= Whispers Out of Time =

Composition by Roger Reynolds

Whispers Out of Time (1984) is a composition by Roger Reynolds (b. 1934) for string orchestra. He was awarded the 1989 Pulitzer Prize for Music for the piece, causing Kyle Gann to quip that it was the first time it was being given to an experimental composer since Charles Ives in 1947. It premiered on December 11, 1988, at Buckley Recital Hall, Amherst College, Massachusetts, with Harvey Sollberger conducting.

1. The soul is a captive
2. A magma of interiors
3. Like a wave breaking on a rock
4. The surprise, the tension are in the concept
5. A chill, a blight moving outward
6. The portrait's will to endure

The jury selected the piece, saying: "The work is scored for string soloist and string orchestra. It is conceived on a broad scale. It is visionary, deeply felt, contemplative and singularly personal in nature." The piece is inspired by John Ashbery's extended poem, "Self-Portrait in a Convex Mirror". itself named for the painting of the same name.
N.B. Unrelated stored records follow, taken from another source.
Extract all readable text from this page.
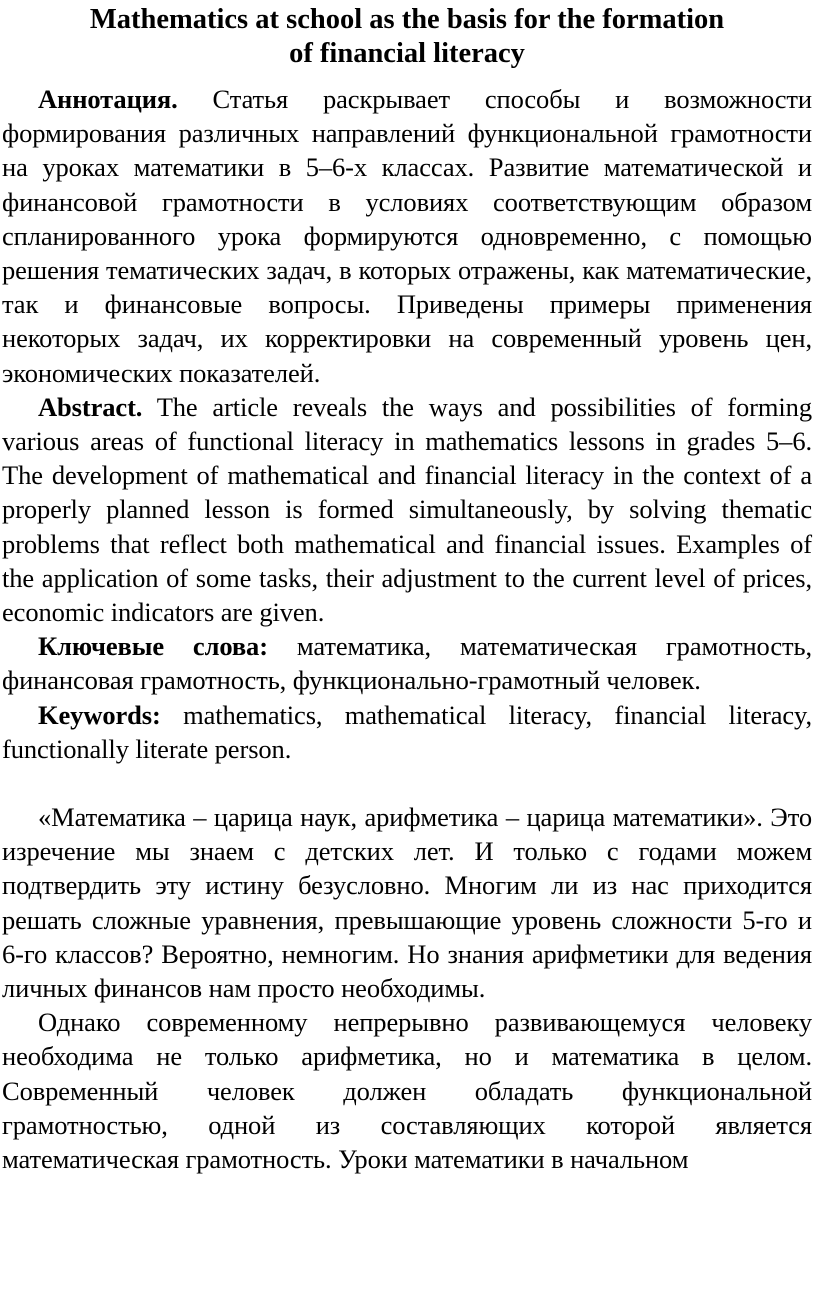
Mathematics at school as the basis for the formation
of financial literacy

Аннотация. Статья раскрывает способы и возможности формирования различных направлений функциональной грамотности на уроках математики в 5–6-х классах. Развитие математической и финансовой грамотности в условиях соответствующим образом спланированного урока формируются одновременно, с помощью решения тематических задач, в которых отражены, как математические, так и финансовые вопросы. Приведены примеры применения некоторых задач, их корректировки на современный уровень цен, экономических показателей.

Abstract. The article reveals the ways and possibilities of forming various areas of functional literacy in mathematics lessons in grades 5–6. The development of mathematical and financial literacy in the context of a properly planned lesson is formed simultaneously, by solving thematic problems that reflect both mathematical and financial issues. Examples of the application of some tasks, their adjustment to the current level of prices, economic indicators are given.

Ключевые слова: математика, математическая грамотность, финансовая грамотность, функционально-грамотный человек.

Keywords: mathematics, mathematical literacy, financial literacy, functionally literate person.

«Математика – царица наук, арифметика – царица математики». Это изречение мы знаем с детских лет. И только с годами можем подтвердить эту истину безусловно. Многим ли из нас приходится решать сложные уравнения, превышающие уровень сложности 5-го и 6-го классов? Вероятно, немногим. Но знания арифметики для ведения личных финансов нам просто необходимы.

Однако современному непрерывно развивающемуся человеку необходима не только арифметика, но и математика в целом. Современный человек должен обладать функциональной грамотностью, одной из составляющих которой является математическая грамотность. Уроки математики в начальном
Each movement is named with a line from the poem, and the title is the final line. Violin, viola, cello, and bass soloists are featured in front of the orchestra and quotations are used from Beethoven's Piano Sonata, Opus 81a (Les Adieux) in the first movement and from Mahler's 9th Symphony in the fourth movement.

==Discography==
- Whispers Out of Time: Works for Orchestra by Roger Reynolds (Mode: 2007).
- Roger Reynolds: Whispers Out of Time; Transfigured Wind 2 (New World: 1990).